You have security cameras behind you at all times, they’re looking at you 24/7; and if you don’t meet standards or their rates, you’re out the door.
You’re just disposable.
People who’ve worked in warehouses for decades, say this is different. This is not the same.
Watching the Frontline Documentary on Amazon, I was reminded of Edward Baptist’s The Half Has Never Been Told. A book about the brutal practices that arisen from the tremendous growth of the cotton trade in the 19th-century.
In the cotton kingdom, “white people inflicted torture far more often than in almost any human society that ever existed.”
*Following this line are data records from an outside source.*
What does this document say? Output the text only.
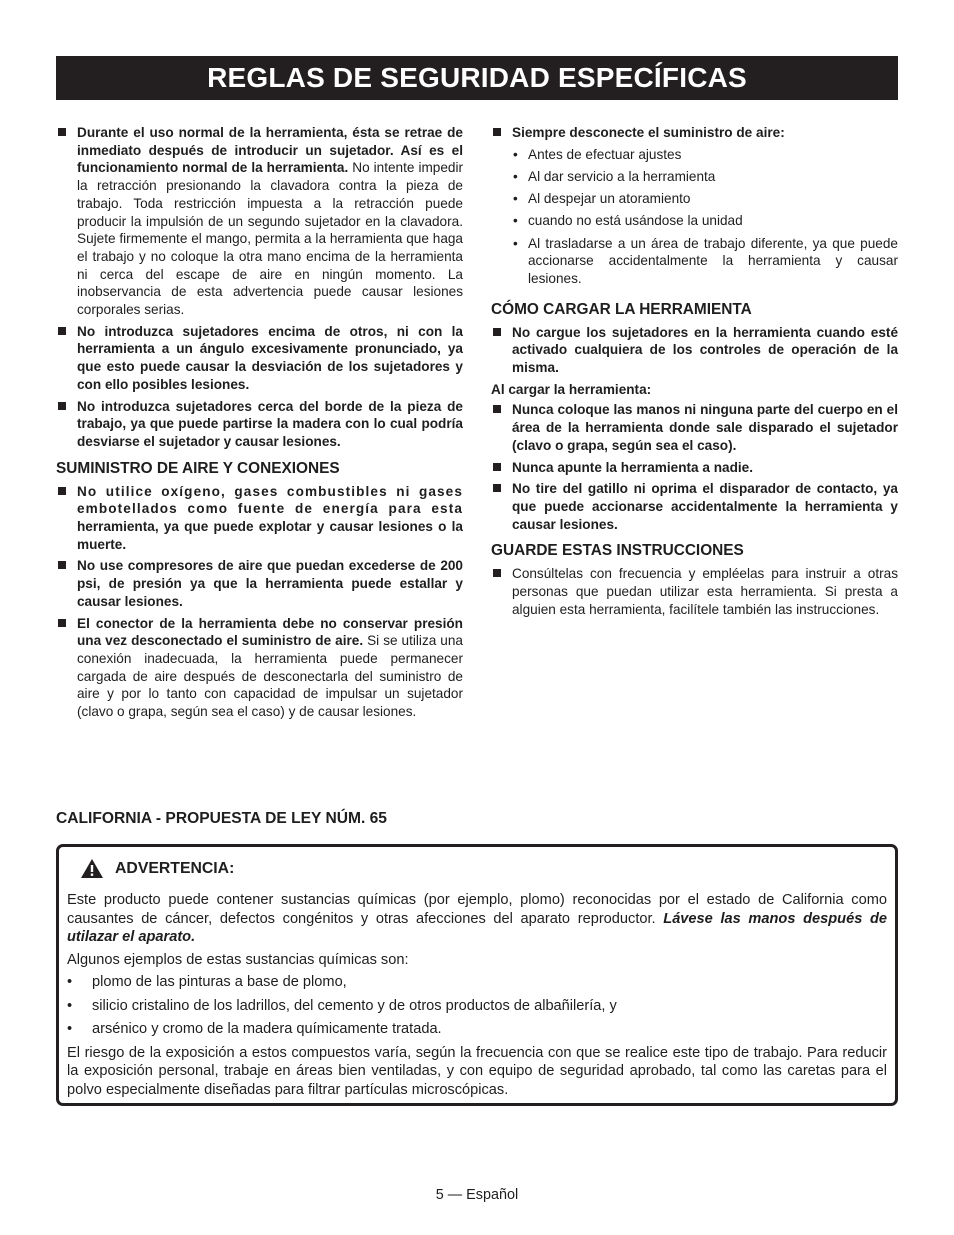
REGLAS DE SEGURIDAD ESPECÍFICAS
Durante el uso normal de la herramienta, ésta se retrae de inmediato después de introducir un sujetador. Así es el funcionamiento normal de la herramienta. No intente impedir la retracción presionando la clavadora contra la pieza de trabajo. Toda restricción impuesta a la retracción puede producir la impulsión de un segundo sujetador en la clavadora. Sujete firmemente el mango, permita a la herramienta que haga el trabajo y no coloque la otra mano encima de la herramienta ni cerca del escape de aire en ningún momento. La inobservancia de esta advertencia puede causar lesiones corporales serias.
No introduzca sujetadores encima de otros, ni con la herramienta a un ángulo excesivamente pronunciado, ya que esto puede causar la desviación de los sujetadores y con ello posibles lesiones.
No introduzca sujetadores cerca del borde de la pieza de trabajo, ya que puede partirse la madera con lo cual podría desviarse el sujetador y causar lesiones.
SUMINISTRO DE AIRE Y CONEXIONES
No utilice oxígeno, gases combustibles ni gases embotellados como fuente de energía para esta herramienta, ya que puede explotar y causar lesiones o la muerte.
No use compresores de aire que puedan excederse de 200 psi, de presión ya que la herramienta puede estallar y causar lesiones.
El conector de la herramienta debe no conservar presión una vez desconectado el suministro de aire. Si se utiliza una conexión inadecuada, la herramienta puede permanecer cargada de aire después de desconectarla del suministro de aire y por lo tanto con capacidad de impulsar un sujetador (clavo o grapa, según sea el caso) y de causar lesiones.
Siempre desconecte el suministro de aire:
• Antes de efectuar ajustes
• Al dar servicio a la herramienta
• Al despejar un atoramiento
• cuando no está usándose la unidad
• Al trasladarse a un área de trabajo diferente, ya que puede accionarse accidentalmente la herramienta y causar lesiones.
CÓMO CARGAR LA HERRAMIENTA
No cargue los sujetadores en la herramienta cuando esté activado cualquiera de los controles de operación de la misma.
Al cargar la herramienta:
Nunca coloque las manos ni ninguna parte del cuerpo en el área de la herramienta donde sale disparado el sujetador (clavo o grapa, según sea el caso).
Nunca apunte la herramienta a nadie.
No tire del gatillo ni oprima el disparador de contacto, ya que puede accionarse accidentalmente la herramienta y causar lesiones.
GUARDE ESTAS INSTRUCCIONES
Consúltelas con frecuencia y empléelas para instruir a otras personas que puedan utilizar esta herramienta. Si presta a alguien esta herramienta, facilítele también las instrucciones.
CALIFORNIA - PROPUESTA DE LEY NÚM. 65
ADVERTENCIA:

Este producto puede contener sustancias químicas (por ejemplo, plomo) reconocidas por el estado de California como causantes de cáncer, defectos congénitos y otras afecciones del aparato reproductor. Lávese las manos después de utilazar el aparato.

Algunos ejemplos de estas sustancias químicas son:

• plomo de las pinturas a base de plomo,
• silicio cristalino de los ladrillos, del cemento y de otros productos de albañilería, y
• arsénico y cromo de la madera químicamente tratada.

El riesgo de la exposición a estos compuestos varía, según la frecuencia con que se realice este tipo de trabajo. Para reducir la exposición personal, trabaje en áreas bien ventiladas, y con equipo de seguridad aprobado, tal como las caretas para el polvo especialmente diseñadas para filtrar partículas microscópicas.

5 — Español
[H]istorians like Sven Beckert, Robin Blackburn and Walter Johnson have emphasized that cotton, the raw material of the early Industrial Revolution, was by far the most important commodity in 19th-century international trade and that capital accumulated through slave labor flowed into the coffers of Northern and British bankers, merchants and manufacturers. And far from being economically backward, slave owners pioneered advances in modern accounting and finance….
Violence, Baptist contends, explains the remarkable increase of labor productivity on cotton plantations. Without any technological innovations in cotton picking, output per hand rose dramatically between 1800 and 1860. Some economic historians have attributed this to incentives like money payments for good work and the opportunity to rise to skilled positions. Baptist rejects this explanation.